University of Pennsylvania computer scientists are joining in one of the National Science Foundation’s flagship research initiatives, known as “Expeditions in Computing: The Science of Deep Specification,” or DeepSpec. The goal is to develop a better, more comprehensive way of approaching software design that will help eliminate bugs and vulnerabilities before they endanger users or become targets for hackers.
Funded by a $10-million, five-year grant from the National Science Foundation, the researchers plan to develop integrated tools for working with “specifications,” which are mathematical descriptions of a computer program’s desired and allowed behaviors.
The expedition also aims to integrate new approaches to specifications with the way computer science is taught.
Computer science researchers have made striking progress in the fight against bugs in the past two decades, and building those findings into the training of the next generation of programmers and engineers could reshape how the tech industry ensures its products do what they are supposed to.
“Over the last twenty years,” said Pierce, the Henry Salvatori Professor in Penn Engineering, “people have developed very effective ways of checking software for bugs and vulnerabilities, but in order to do this we need good specifications of what the software is supposed to do. With DeepSpec, we aim to replace the existing ‘patch and pray’ mentality, where software developers wait for vulnerabilities to be discovered in the wild, often by malicious hackers, with a bold assertion: the technology for constructing software that can be mathematically proven to adhere to desired specifications has matured to the point that we can do it for critical systems in the real world.”
The ability to guarantee that each part of a program does what it is meant to do is increasingly important, as computer systems become more ubiquitous, densely interconnected and responsible for real-world outcomes. Comprehensive and accurate specifications are therefore necessary for preventing dangerous behaviors. For example, the systems that control a modern car’s accelerator and sound system might be linked, so that stepping on the gas also turns up the volume on the stereo. Part of the specification for these systems would be that the reverse, controlling the accelerator via the stereo, can’t occur.
Such requirements may seem like common sense, but the mind-boggling number of potential interactions can make them surprisingly difficult to implement. The complexity of computer systems and the distributed way they are programmed means that misinterpretations and mistakes can creep into software. A more systematic approach is necessary.
“The DeepSpec expedition,” Pierce said, “will create technology for working with specifications that are both precise, that is, integrated with the code they describe, and live, that is,continuously and automatically checked, and that can express rich descriptions of correct system behaviors.”
The members of the Penn contingent will contribute research on some of the most critical components of everyday computer systems, such as compilers and operating systems.
“If you’re using Apple software,” Zdancewic said, “you’re running machine code that was produced in large part by something called the LLVM compiler. What I’ll be doing in this project is designing a specification of the LLVM compiler and language semantics, which are a crucial foundation for proving correctness of software built using the LLVM”
“I’m focused more on next-generation languages,” Weirich said, “including one called Haskell, which has been designed for mathematical reasoning and the proof structure of specifications.
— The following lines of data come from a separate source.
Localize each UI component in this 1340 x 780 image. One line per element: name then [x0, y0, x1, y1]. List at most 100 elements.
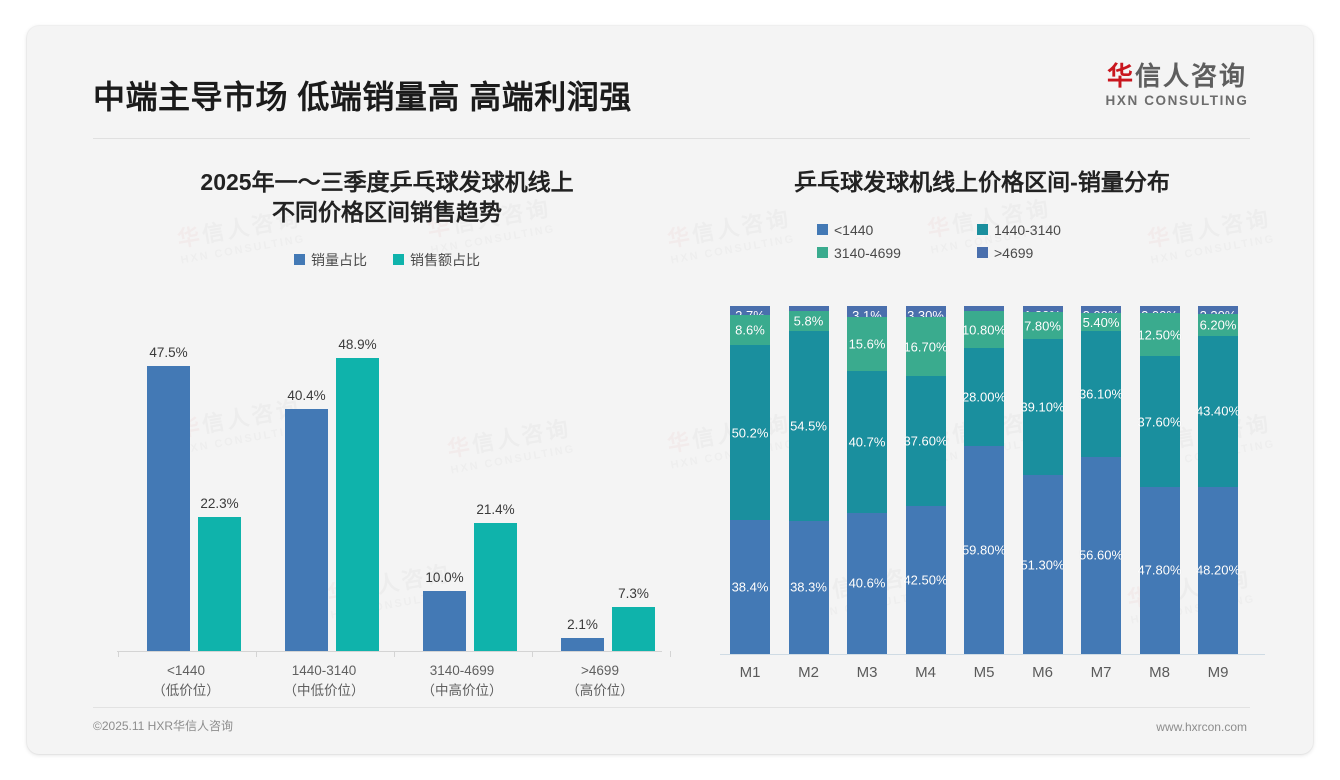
- stack-segment-<1440[interactable]: 42.50%: [903, 506, 948, 655]
- bar-group: 40.4% 48.9%: [269, 321, 399, 651]
- stack-segment-1440-3140[interactable]: 50.2%: [730, 345, 770, 520]
- stack-segment-label: 12.50%: [1137, 327, 1182, 343]
- stack-segment->4699[interactable]: 2.30%: [1198, 306, 1238, 323]
- legend-swatch-icon: [817, 224, 828, 236]
- stacked-bar-M8[interactable]: 2.00% 12.50% 37.60% 47.80%: [1137, 306, 1182, 654]
- bar-value-label: 22.3%: [200, 496, 239, 512]
- bar-rect: [561, 638, 604, 651]
- stack-segment-label: 39.10%: [1020, 399, 1065, 415]
- stack-segment-<1440[interactable]: 38.3%: [788, 520, 829, 654]
- left-chart-title-line2: 不同价格区间销售趋势: [272, 198, 502, 225]
- legend-swatch-icon: [977, 224, 988, 236]
- bar-rect: [285, 408, 328, 651]
- stack-segment-1440-3140[interactable]: 28.00%: [961, 348, 1007, 446]
- bar-value-label: 21.4%: [476, 501, 515, 517]
- stack-segment->4699[interactable]: 2.00%: [1139, 306, 1180, 323]
- stack-segment-3140-4699[interactable]: 8.6%: [730, 315, 770, 346]
- stack-segment-3140-4699[interactable]: 12.50%: [1137, 312, 1182, 357]
- stacked-bar-M3[interactable]: 3.1% 15.6% 40.7% 40.6%: [847, 306, 887, 654]
- stacked-bar-M2[interactable]: 1.4%5.8%54.5%38.3%: [788, 306, 829, 654]
- stack-segment-1440-3140[interactable]: 39.10%: [1020, 339, 1065, 476]
- x-axis-tick: [256, 651, 257, 657]
- page-title: 中端主导市场 低端销量高 高端利润强: [93, 79, 632, 115]
- footer-copyright: ©2025.11 HXR华信人咨询: [93, 719, 233, 733]
- stack-segment-label: 47.80%: [1137, 562, 1182, 578]
- stack-segment-label: 40.7%: [848, 434, 886, 450]
- bar-rect: [612, 607, 655, 651]
- month-label-M6: M6: [1032, 664, 1053, 681]
- stacked-bar-M9[interactable]: 2.30%6.20% 43.40% 48.20%: [1196, 306, 1240, 655]
- stack-segment-label: 56.60%: [1078, 547, 1124, 563]
- right-chart-plot-area: 2.7%8.6%50.2%38.4%1.4%5.8%54.5%38.3%3.1%…: [720, 306, 1265, 655]
- legend-item-1[interactable]: 1440-3140: [977, 222, 1147, 238]
- stack-segment-label: 54.5%: [790, 418, 827, 434]
- month-label-M3: M3: [856, 664, 878, 681]
- bar-rect: [474, 522, 517, 651]
- stack-segment-label: 7.80%: [1024, 318, 1061, 334]
- stack-segment-<1440[interactable]: 56.60%: [1078, 457, 1124, 654]
- stack-segment-label: 5.40%: [1082, 314, 1120, 330]
- left-chart-panel: 2025年一～三季度乒乓球发球机线上 不同价格区间销售趋势 销量占比 销售额占比 …: [87, 146, 687, 716]
- legend-item-3[interactable]: >4699: [977, 245, 1147, 261]
- x-category-range: 1440-3140: [291, 663, 357, 678]
- stack-segment-<1440[interactable]: 48.20%: [1196, 486, 1240, 655]
- stack-segment-<1440[interactable]: 59.80%: [961, 445, 1007, 654]
- x-category-range: >4699: [581, 663, 619, 678]
- stack-segment-<1440[interactable]: 51.30%: [1020, 475, 1065, 654]
- month-label-M5: M5: [973, 664, 995, 681]
- left-chart-title-line1: 2025年一～三季度乒乓球发球机线上: [200, 169, 574, 195]
- stack-segment-3140-4699[interactable]: 6.20%: [1198, 314, 1238, 336]
- legend-item-0[interactable]: <1440: [817, 222, 977, 238]
- legend-item-1[interactable]: 销售额占比: [393, 250, 480, 270]
- x-category-tier: （低价位）: [152, 683, 220, 699]
- stack-segment-1440-3140[interactable]: 37.60%: [903, 375, 948, 507]
- legend-label: 销售额占比: [410, 251, 480, 268]
- stack-segment-label: 28.00%: [961, 389, 1007, 405]
- month-label-M9: M9: [1207, 664, 1229, 681]
- stack-segment-1440-3140[interactable]: 43.40%: [1196, 335, 1240, 487]
- bar-rect: [423, 591, 466, 651]
- stack-segment-1440-3140[interactable]: 37.60%: [1137, 356, 1182, 488]
- legend-label: <1440: [834, 221, 874, 238]
- stack-segment->4699[interactable]: 2.7%: [730, 306, 770, 323]
- legend-label: 销量占比: [311, 251, 367, 268]
- stack-segment-label: 10.80%: [961, 322, 1007, 338]
- logo-accent-char: 华: [1106, 61, 1135, 91]
- stacked-bar-M7[interactable]: 2.00%5.40% 36.10% 56.60%: [1078, 306, 1124, 654]
- stack-segment-1440-3140[interactable]: 54.5%: [788, 331, 829, 521]
- stacked-bar-M1[interactable]: 2.7%8.6% 50.2% 38.4%: [730, 306, 770, 654]
- month-label-M7: M7: [1090, 664, 1112, 681]
- legend-label: >4699: [994, 244, 1034, 261]
- stack-segment-<1440[interactable]: 38.4%: [730, 520, 770, 654]
- x-category-range: <1440: [167, 663, 205, 678]
- company-logo: 华信人咨询 HXN CONSULTING: [1087, 62, 1267, 108]
- x-axis-tick: [118, 651, 119, 657]
- stacked-bar-M6[interactable]: 1.80%7.80%39.10%51.30%: [1020, 306, 1065, 654]
- bar-rect: [198, 517, 241, 651]
- stack-segment-3140-4699[interactable]: 7.80%: [1022, 312, 1063, 340]
- stacked-bar-M4[interactable]: 3.30% 16.70% 37.60% 42.50%: [903, 306, 948, 655]
- stack-segment->4699[interactable]: 3.30%: [905, 306, 946, 323]
- stack-segment->4699[interactable]: 3.1%: [847, 306, 887, 323]
- stacked-bar-M5[interactable]: 1.40%10.80%28.00%59.80%: [961, 306, 1007, 654]
- stack-segment-3140-4699[interactable]: 15.6%: [847, 316, 887, 372]
- right-chart-legend: <1440 1440-3140 3140-4699 >4699: [817, 222, 1147, 261]
- legend-item-0[interactable]: 销量占比: [294, 250, 367, 270]
- stack-segment-label: 15.6%: [848, 336, 886, 352]
- stack-segment-3140-4699[interactable]: 5.8%: [788, 310, 829, 332]
- header-divider: [93, 138, 1250, 139]
- right-chart-x-axis: [720, 654, 1265, 655]
- legend-item-2[interactable]: 3140-4699: [817, 245, 977, 261]
- stack-segment-<1440[interactable]: 40.6%: [847, 512, 887, 654]
- stack-segment-<1440[interactable]: 47.80%: [1137, 487, 1182, 654]
- logo-english-text: HXN CONSULTING: [1105, 92, 1249, 108]
- legend-swatch-icon: [977, 247, 988, 259]
- stack-segment-3140-4699[interactable]: 16.70%: [903, 317, 948, 376]
- stack-segment-3140-4699[interactable]: 10.80%: [961, 310, 1007, 349]
- stack-segment-3140-4699[interactable]: 5.40%: [1081, 312, 1121, 332]
- stack-segment->4699[interactable]: 2.00%: [1081, 306, 1121, 323]
- stack-segment-1440-3140[interactable]: 40.7%: [847, 371, 887, 513]
- stack-segment-label: 59.80%: [961, 542, 1007, 558]
- stack-segment-1440-3140[interactable]: 36.10%: [1079, 331, 1123, 458]
- stack-segment-label: 40.6%: [848, 575, 886, 591]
This mathematical basis has made Haskell an impressive platform for development. Compared to more traditional languages, Haskell offers more compositionality and more abstraction. In other words, it is easier for programmers to build systems out of Lego-like pieces, that can be fitted together in many different ways, and easier for them to identify the commonality between different situations."
“Full machine-checked verification is important for critical software components,” Pierce said, “but it’s hard work and can increase the cost of developing software; the proofs that you write could be three, four or ten times as large as the software itself. My research is focused on lighter-weight ways of connecting the specification to the code before we even get to the proving stage.”
This involves a technique called property-based random testing, which uses large numbers of randomly generated inputs to check specifications against the behavior of a given piece of code. Better property-based random testing will speed up the full verification process for critical systems and may be sufficient by itself for less critical ones.
The researchers also aim to incorporate this philosophy of deep specifications into the way computer science is taught.
“Courses on compilers and operating systems are standard parts of every computer science education,” Weirich said. “We’d like to teach students how to build them better by getting them to think in terms of deep specifications.”